OK, so it’s not great. But there are things to say in favor of RMP, too. It doesn’t only track problematic things such as easiness or the professor’s perceived hotness. It asks about the professor’s clarity and helpfulness, too. A professor’s score on those items in fact constitutes his or her overall “quality” score. Professor quality simply is the average of his or her clarity and helpfulness scores.

Also, for better or for worse, in many places, such as at the University of Michigan, RMP is the only thing students have to evaluate instructor quality. At Michigan, we do not make our own, official teaching evaluation results available to the students. (We are hoping to change that. Stay tuned.) And despite the things some faculty say about students, they are not stupid. Talking to students about their use of RMP tells me that students are pretty good at understanding the ways in which the tool is imperfect.

But let’s return to that chili pepper. I am heading a project that looks at how we evaluate teaching at the University of Michigan. I have the luxury of working with a talented grad student, David Cottrell, who is doing wonderful things with data analysis. Among other things, he scraped¬† all UM instructors’ ratings from RMP (all 31,000 of them, for more than 3,000 instructors). Below is an interesting chart (click on the image for full size):


In case you don’t want to look at it carefully, let me summarize the details. On the x-axis is an instructor’s easiness score; on the y-axis the “Professor quality.” The red line represents those professors rated “hot” (which means that at least one third of their raters gave them the chili pepper). The blue line represents those instructors who didn’t receive a chili pepper.

Some observations:

  • There is some correlation between an instructor’s perceived easiness and his or her overall quality, but not strict. In other words, quality doesn’t just track easiness. RMP isn’t just a tracker for an easy A.
  • There is a stronger correlation between easiness and quality for instructors who don’t have the chili pepper.
  • So, most disturbingly, if you are not seen as hot, you have to be almost as “easy” as the “hardest” “hot” professor to get the same quality rating as that hardass!

In other words: there is a very significant rating penalty for instructors who do not receive a chili pepper.
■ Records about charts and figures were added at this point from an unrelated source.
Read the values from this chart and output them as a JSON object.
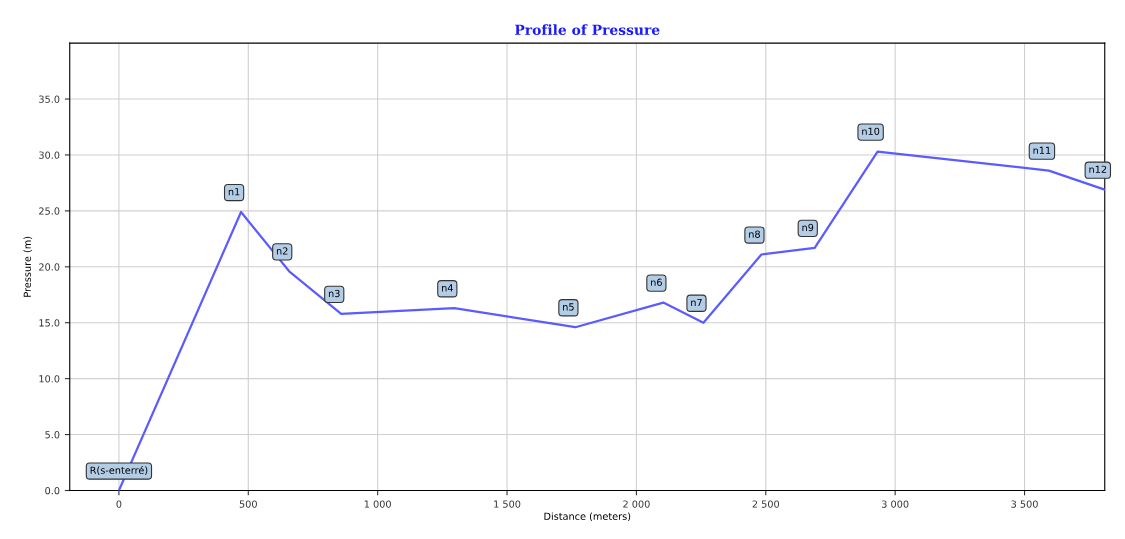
{
  "chart_data": {
    "type": "line",
    "title": "Profile of Pressure",
    "xlabel": "Distance (meters)",
    "ylabel": "Pressure (m)",
    "x": [
      0,
      472,
      658,
      859,
      1296,
      1764,
      2104,
      2259,
      2483,
      2689,
      2932,
      3594,
      3810
    ],
    "series": [
      {
        "color": "#5b5bff",
        "values": [
          0,
          24.9,
          19.6,
          15.8,
          16.3,
          14.6,
          16.8,
          15.0,
          21.1,
          21.7,
          30.3,
          28.6,
          26.9
        ]
      }
    ],
    "annotations": [
      {
        "text": "R(s-enterré)",
        "x": 0,
        "y": 0
      },
      {
        "text": "n1",
        "x": 472,
        "y": 24.9
      },
      {
        "text": "n2",
        "x": 658,
        "y": 19.6
      },
      {
        "text": "n3",
        "x": 859,
        "y": 15.8
      },
      {
        "text": "n4",
        "x": 1296,
        "y": 16.3
      },
      {
        "text": "n5",
        "x": 1764,
        "y": 14.6
      },
      {
        "text": "n6",
        "x": 2104,
        "y": 16.8
      },
      {
        "text": "n7",
        "x": 2259,
        "y": 15.0
      },
      {
        "text": "n8",
        "x": 2483,
        "y": 21.1
      },
      {
        "text": "n9",
        "x": 2689,
        "y": 21.7
      },
      {
        "text": "n10",
        "x": 2932,
        "y": 30.3
      },
      {
        "text": "n11",
        "x": 3594,
        "y": 28.6
      },
      {
        "text": "n12",
        "x": 3810,
        "y": 26.9
      }
    ],
    "xlim": [
      -190,
      3810
    ],
    "ylim": [
      0,
      40
    ],
    "xticks": [
      {
        "value": 0,
        "label": "0"
      },
      {
        "value": 500,
        "label": "500"
      },
      {
        "value": 1000,
        "label": "1 000"
      },
      {
        "value": 1500,
        "label": "1 500"
      },
      {
        "value": 2000,
        "label": "2 000"
      },
      {
        "value": 2500,
        "label": "2 500"
      },
      {
        "value": 3000,
        "label": "3 000"
      },
      {
        "value": 3500,
        "label": "3 500"
      }
    ],
    "yticks": [
      {
        "value": 0,
        "label": "0.0"
      },
      {
        "value": 5,
        "label": "5.0"
      },
      {
        "value": 10,
        "label": "10.0"
      },
      {
        "value": 15,
        "label": "15.0"
      },
      {
        "value": 20,
        "label": "20.0"
      },
      {
        "value": 25,
        "label": "25.0"
      },
      {
        "value": 30,
        "label": "30.0"
      },
      {
        "value": 35,
        "label": "35.0"
      }
    ],
    "grid": true,
    "marker": "none",
    "line_style": "solid"
  }
}
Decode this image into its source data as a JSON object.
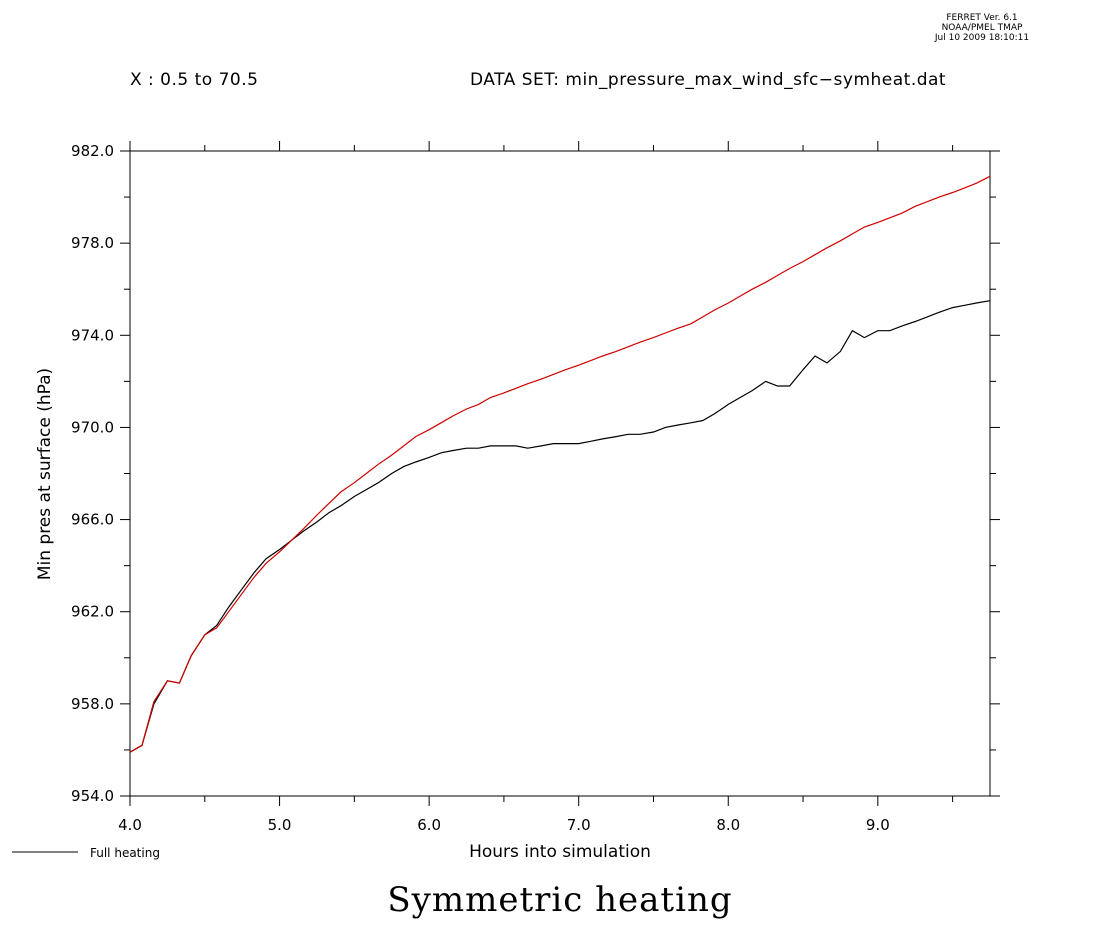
{
  "stamp": {
    "line1": "FERRET Ver. 6.1",
    "line2": "NOAA/PMEL TMAP",
    "line3": "Jul 10 2009 18:10:11"
  },
  "header": {
    "x_range": "X : 0.5 to 70.5",
    "dataset": "DATA SET: min_pressure_max_wind_sfc−symheat.dat"
  },
  "figure_title": "Symmetric heating",
  "chart_data": {
    "type": "line",
    "xlabel": "Hours into simulation",
    "ylabel": "Min pres at surface (hPa)",
    "xlim": [
      4.0,
      9.75
    ],
    "ylim": [
      954.0,
      982.0
    ],
    "x_ticks": [
      "4.0",
      "5.0",
      "6.0",
      "7.0",
      "8.0",
      "9.0"
    ],
    "y_ticks": [
      "954.0",
      "958.0",
      "962.0",
      "966.0",
      "970.0",
      "974.0",
      "978.0",
      "982.0"
    ],
    "grid": false,
    "legend_position": "bottom-left",
    "series": [
      {
        "name": "Full heating",
        "color": "#000000",
        "x": [
          4.0,
          4.08,
          4.16,
          4.25,
          4.33,
          4.41,
          4.5,
          4.58,
          4.66,
          4.75,
          4.83,
          4.91,
          5.0,
          5.08,
          5.16,
          5.25,
          5.33,
          5.41,
          5.5,
          5.58,
          5.66,
          5.75,
          5.83,
          5.91,
          6.0,
          6.08,
          6.16,
          6.25,
          6.33,
          6.41,
          6.5,
          6.58,
          6.66,
          6.75,
          6.83,
          6.91,
          7.0,
          7.08,
          7.16,
          7.25,
          7.33,
          7.41,
          7.5,
          7.58,
          7.66,
          7.75,
          7.83,
          7.91,
          8.0,
          8.08,
          8.16,
          8.25,
          8.33,
          8.41,
          8.5,
          8.58,
          8.66,
          8.75,
          8.83,
          8.91,
          9.0,
          9.08,
          9.16,
          9.25,
          9.33,
          9.41,
          9.5,
          9.58,
          9.66,
          9.75
        ],
        "values": [
          955.9,
          956.2,
          958.0,
          959.0,
          958.9,
          960.1,
          961.0,
          961.4,
          962.2,
          963.0,
          963.7,
          964.3,
          964.7,
          965.1,
          965.5,
          965.9,
          966.3,
          966.6,
          967.0,
          967.3,
          967.6,
          968.0,
          968.3,
          968.5,
          968.7,
          968.9,
          969.0,
          969.1,
          969.1,
          969.2,
          969.2,
          969.2,
          969.1,
          969.2,
          969.3,
          969.3,
          969.3,
          969.4,
          969.5,
          969.6,
          969.7,
          969.7,
          969.8,
          970.0,
          970.1,
          970.2,
          970.3,
          970.6,
          971.0,
          971.3,
          971.6,
          972.0,
          971.8,
          971.8,
          972.5,
          973.1,
          972.8,
          973.3,
          974.2,
          973.9,
          974.2,
          974.2,
          974.4,
          974.6,
          974.8,
          975.0,
          975.2,
          975.3,
          975.4,
          975.5
        ]
      },
      {
        "color": "#d00000",
        "x": [
          4.0,
          4.08,
          4.16,
          4.25,
          4.33,
          4.41,
          4.5,
          4.58,
          4.66,
          4.75,
          4.83,
          4.91,
          5.0,
          5.08,
          5.16,
          5.25,
          5.33,
          5.41,
          5.5,
          5.58,
          5.66,
          5.75,
          5.83,
          5.91,
          6.0,
          6.08,
          6.16,
          6.25,
          6.33,
          6.41,
          6.5,
          6.58,
          6.66,
          6.75,
          6.83,
          6.91,
          7.0,
          7.08,
          7.16,
          7.25,
          7.33,
          7.41,
          7.5,
          7.58,
          7.66,
          7.75,
          7.83,
          7.91,
          8.0,
          8.08,
          8.16,
          8.25,
          8.33,
          8.41,
          8.5,
          8.58,
          8.66,
          8.75,
          8.83,
          8.91,
          9.0,
          9.08,
          9.16,
          9.25,
          9.33,
          9.41,
          9.5,
          9.58,
          9.66,
          9.75
        ],
        "values": [
          955.9,
          956.2,
          958.1,
          959.0,
          958.9,
          960.1,
          961.0,
          961.3,
          962.0,
          962.8,
          963.5,
          964.1,
          964.6,
          965.1,
          965.6,
          966.2,
          966.7,
          967.2,
          967.6,
          968.0,
          968.4,
          968.8,
          969.2,
          969.6,
          969.9,
          970.2,
          970.5,
          970.8,
          971.0,
          971.3,
          971.5,
          971.7,
          971.9,
          972.1,
          972.3,
          972.5,
          972.7,
          972.9,
          973.1,
          973.3,
          973.5,
          973.7,
          973.9,
          974.1,
          974.3,
          974.5,
          974.8,
          975.1,
          975.4,
          975.7,
          976.0,
          976.3,
          976.6,
          976.9,
          977.2,
          977.5,
          977.8,
          978.1,
          978.4,
          978.7,
          978.9,
          979.1,
          979.3,
          979.6,
          979.8,
          980.0,
          980.2,
          980.4,
          980.6,
          980.9
        ]
      }
    ]
  }
}
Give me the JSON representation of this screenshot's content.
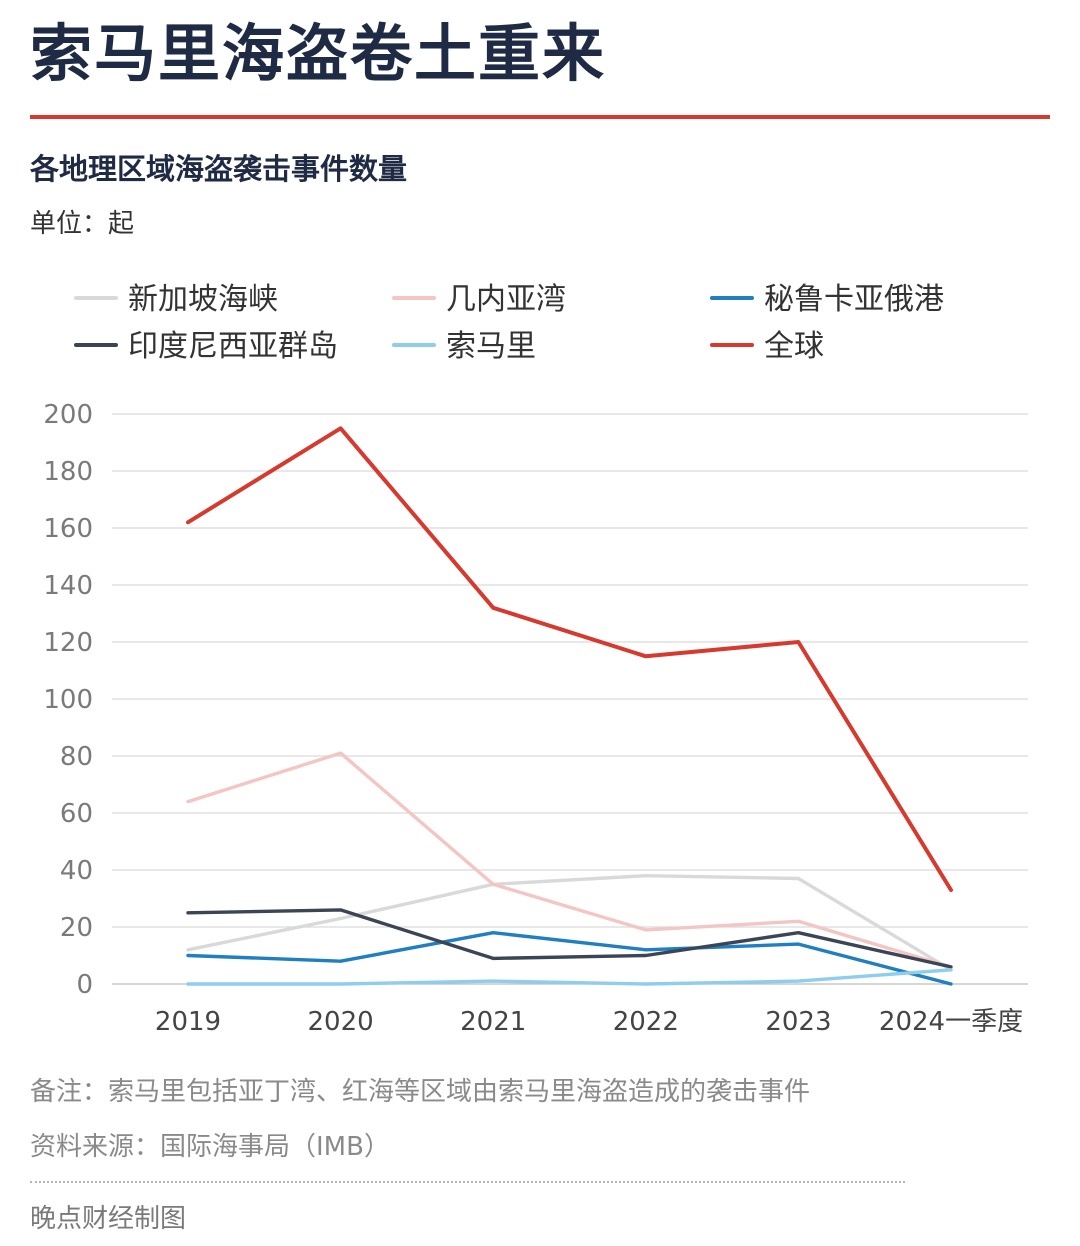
{
  "header": {
    "title": "索马里海盗卷土重来",
    "subtitle": "各地理区域海盗袭击事件数量",
    "unit": "单位：起"
  },
  "colors": {
    "accent": "#d63a2f",
    "text_dark": "#1f2a44",
    "grid": "#d9d9d9"
  },
  "chart_data": {
    "type": "line",
    "title": "各地理区域海盗袭击事件数量",
    "ylabel": "单位：起",
    "xlabel": "",
    "categories": [
      "2019",
      "2020",
      "2021",
      "2022",
      "2023",
      "2024一季度"
    ],
    "ylim": [
      0,
      200
    ],
    "yticks": [
      0,
      20,
      40,
      60,
      80,
      100,
      120,
      140,
      160,
      180,
      200
    ],
    "grid": true,
    "legend_position": "top",
    "series": [
      {
        "name": "新加坡海峡",
        "color": "#d9d9d9",
        "values": [
          12,
          23,
          35,
          38,
          37,
          5
        ]
      },
      {
        "name": "几内亚湾",
        "color": "#f3c6c4",
        "values": [
          64,
          81,
          35,
          19,
          22,
          6
        ]
      },
      {
        "name": "秘鲁卡亚俄港",
        "color": "#1f7fc0",
        "values": [
          10,
          8,
          18,
          12,
          14,
          0
        ]
      },
      {
        "name": "印度尼西亚群岛",
        "color": "#3b4556",
        "values": [
          25,
          26,
          9,
          10,
          18,
          6
        ]
      },
      {
        "name": "索马里",
        "color": "#8fcdec",
        "values": [
          0,
          0,
          1,
          0,
          1,
          5
        ]
      },
      {
        "name": "全球",
        "color": "#d63a2f",
        "values": [
          162,
          195,
          132,
          115,
          120,
          33
        ]
      }
    ]
  },
  "footer": {
    "note": "备注：索马里包括亚丁湾、红海等区域由索马里海盗造成的袭击事件",
    "source": "资料来源：国际海事局（IMB）",
    "credit": "晚点财经制图"
  }
}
A bunch of interesting — and troubling — issues arise. What does the chili pepper actually track? Whereas the other RMP measures are scales, the chili pepper is just a yes-no variable. What leads a student to give an instructor a chili pepper? Let’s assume, first, it is all about “hotness,” that is, some kind of sexual/sexualized desirability. Does that mean that only those students for whom the instructor is in the possible realm of sexual objects are even considering it: women for hetero men, men for hetero women, women for lesbian women, men for gay men, and so on? (My hunch is no — we aren’t all metrosexuals, but lots of people are able to talk about attractiveness beyond personal preferences.)

But I have a hunch that the chili pepper tracks something beyond a purely creepy sexual attraction. In fact, I think it might be another measure of the student liking the instructor. It’s not perfectly correlated, but as the chart shows, there is a correlation. It’s still very disturbing — and interesting — if students sexualize or objectify their appreciation for an instructor, at least when invited to do so in such terms.

Please do not suggest that the easy solution to these questions is for me and David to go through all those 3,000 instructors’ websites and see if they are actually hot. Whatever that might mean. But do suggest ways of thinking about the data. We are interested, really.

And in case you wonder why this post is called part 1: we will be able to see whether the chili pepper effect gets replicated in the evaluation data that the University of Michigan collects — and which certainly asks no questions about the instructor’s hotness.